Seedance 2.0, developed by ByteDance, allows users to generate highly realistic videos featuring real people, licensed characters, and complex scenes from text prompts. The tool’s capabilities have drawn comparisons to OpenAI’s Sora and Runway Gen-3, but its accessibility and viral outputs have amplified concerns over IP infringement and misuse.
The controversy echoes earlier debates over image-generation tools like Midjourney and Stable Diffusion, which faced lawsuits from artists and media companies over training data. Seedance 2.0’s focus on video, including celebrity likenesses and copyrighted IP, has intensified scrutiny, particularly as the technology moves closer to real-time, high-fidelity content creation.
The Motion Picture Association’s cease-and-desist letter is another episode demonstrating how alarmed Hollywood has become at the potential for AI-generated content to flood markets and undermine traditional production. Similar concerns have prompted action in other jurisdictions: the EU’s AI Act imposes strict rules on deepfakes and high-risk AI systems, while several U.S. states have passed laws targeting non-consensual deepfakes and likeness misuse.
ByteDance’s pause on the global rollout suggests the company is recalibrating in response to legal and reputational risks. However, the incident highlights a broader challenge: as generative AI tools become more powerful and accessible, the line between innovation and infringement is increasingly blurred, forcing regulators and lawmakers to balance creativity with the protection of IP rights.

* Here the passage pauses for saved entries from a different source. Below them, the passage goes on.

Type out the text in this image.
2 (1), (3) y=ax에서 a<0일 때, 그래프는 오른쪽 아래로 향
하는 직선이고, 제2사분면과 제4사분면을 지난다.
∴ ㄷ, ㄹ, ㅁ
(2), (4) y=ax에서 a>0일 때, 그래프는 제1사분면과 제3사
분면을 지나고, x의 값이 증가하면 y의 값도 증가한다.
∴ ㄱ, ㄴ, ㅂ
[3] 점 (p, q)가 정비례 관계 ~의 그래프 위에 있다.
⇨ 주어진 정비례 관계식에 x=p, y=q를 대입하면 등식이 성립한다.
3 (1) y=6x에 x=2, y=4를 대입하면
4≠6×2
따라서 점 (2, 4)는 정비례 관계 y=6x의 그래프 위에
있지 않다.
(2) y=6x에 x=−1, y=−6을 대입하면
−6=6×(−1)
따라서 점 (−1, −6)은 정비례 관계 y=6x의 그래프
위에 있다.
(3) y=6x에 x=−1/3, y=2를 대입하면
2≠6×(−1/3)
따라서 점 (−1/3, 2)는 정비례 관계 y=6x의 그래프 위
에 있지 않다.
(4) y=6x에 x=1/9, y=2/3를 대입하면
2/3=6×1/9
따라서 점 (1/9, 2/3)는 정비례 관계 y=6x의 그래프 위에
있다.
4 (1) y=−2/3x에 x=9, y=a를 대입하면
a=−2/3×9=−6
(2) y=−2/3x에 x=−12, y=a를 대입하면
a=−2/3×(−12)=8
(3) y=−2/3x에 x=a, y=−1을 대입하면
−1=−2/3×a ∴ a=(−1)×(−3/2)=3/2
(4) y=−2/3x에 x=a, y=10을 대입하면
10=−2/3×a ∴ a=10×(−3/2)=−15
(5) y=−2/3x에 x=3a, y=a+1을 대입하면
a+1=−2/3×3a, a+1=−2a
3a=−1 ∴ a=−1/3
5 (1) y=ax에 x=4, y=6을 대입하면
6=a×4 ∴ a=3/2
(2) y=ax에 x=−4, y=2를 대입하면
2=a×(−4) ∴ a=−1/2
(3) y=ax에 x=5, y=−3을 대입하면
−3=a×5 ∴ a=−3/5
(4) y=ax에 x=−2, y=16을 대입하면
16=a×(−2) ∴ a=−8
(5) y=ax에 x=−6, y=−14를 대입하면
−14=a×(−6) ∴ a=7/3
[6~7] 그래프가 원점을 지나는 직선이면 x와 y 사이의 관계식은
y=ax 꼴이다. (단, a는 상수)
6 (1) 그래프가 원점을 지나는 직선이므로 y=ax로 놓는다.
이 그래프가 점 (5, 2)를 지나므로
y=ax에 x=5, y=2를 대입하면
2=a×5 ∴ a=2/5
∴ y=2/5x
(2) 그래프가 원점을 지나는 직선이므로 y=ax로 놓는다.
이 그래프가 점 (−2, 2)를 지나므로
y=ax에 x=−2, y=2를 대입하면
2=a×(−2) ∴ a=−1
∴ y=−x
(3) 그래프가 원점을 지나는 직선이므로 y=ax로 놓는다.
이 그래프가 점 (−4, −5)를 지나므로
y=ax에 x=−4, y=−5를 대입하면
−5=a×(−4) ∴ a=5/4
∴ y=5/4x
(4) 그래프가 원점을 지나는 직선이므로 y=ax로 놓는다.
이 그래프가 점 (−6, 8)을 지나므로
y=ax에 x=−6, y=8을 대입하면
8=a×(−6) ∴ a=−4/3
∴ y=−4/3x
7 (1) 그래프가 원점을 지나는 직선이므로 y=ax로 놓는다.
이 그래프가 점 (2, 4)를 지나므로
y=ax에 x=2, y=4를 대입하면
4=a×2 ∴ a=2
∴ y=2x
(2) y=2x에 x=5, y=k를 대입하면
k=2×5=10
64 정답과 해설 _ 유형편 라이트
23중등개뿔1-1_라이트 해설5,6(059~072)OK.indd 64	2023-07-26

The senators’ letter — while non-binding — adds political pressure at a time when ByteDance is already navigating U.S. scrutiny over TikTok’s national security implications and data practices.
However, it is not clear if the demand for a shutdown will gain broader traction. What is clear is that the challenge of developing an AI regulatory framework is far from over, especially given the rapid pace of the industry’s evolution.